By Consumers for Quality Care, on June 7, 2022
The Biden administration has proposed fixing a glitch in the Affordable Care Act (ACA) that could help hundreds of thousands of people—mostly children of low-income families and women—become eligible for more affordable coverage, according to The New York Times.
This current ACA rule, known commonly as the “family glitch,” makes it difficult for family members of those with employer-based health insurance to qualify for financial help in buying more affordable coverage through the ACA marketplaces.

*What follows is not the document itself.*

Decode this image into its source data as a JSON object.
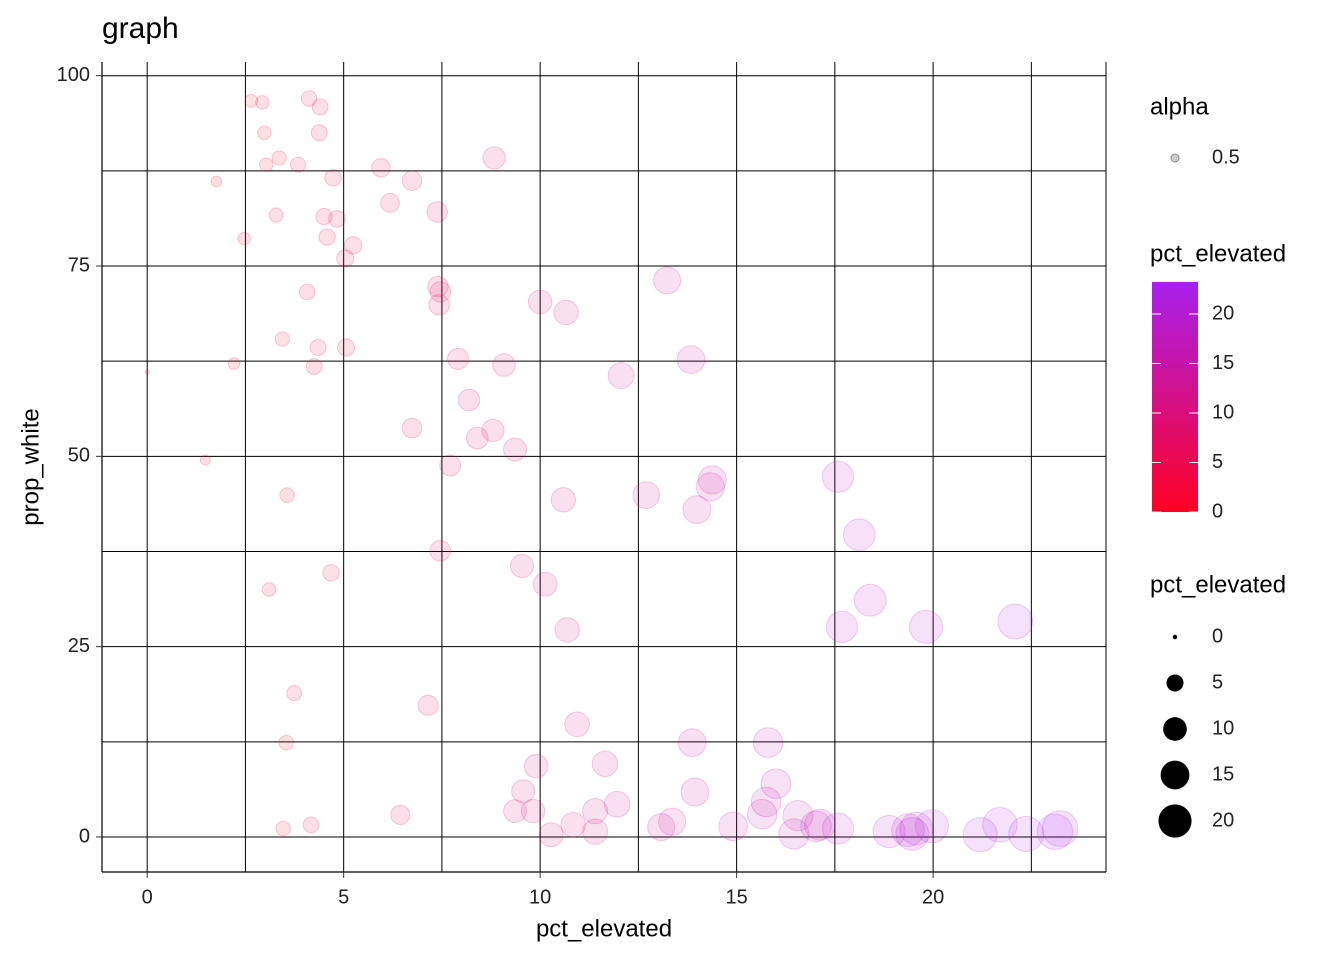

Presently a workplace is considered “affordable” if the individual premium for covering just the employee, and not their spouse or children, is less than about 10 percent of the family’s income. However, family premiums are typically higher and may exceed that threshold, meaning the affordability test doesn’t take into account the cost of insuring the whole family.
“It only considers coverage for the actual employee,” said Jodi Ray, director of the University of South Florida’s Florida Covering Kids & Families initiative. “It really disadvantages people.”
The Urban Institute estimates that affected families would save an average of $400 per person a year on health insurance premiums if the proposed change is finalized. The IRS and the Department of the Treasury have stated they are “working closely” with the Department of Health and Human Services to make sure HealthCare.gov can put the change into effect before the 2023 open enrollment.
CQC applauds all efforts to find solutions that extend affordable health insurance coverage to all consumers and urges the administration and regulators to swiftly enact this measure.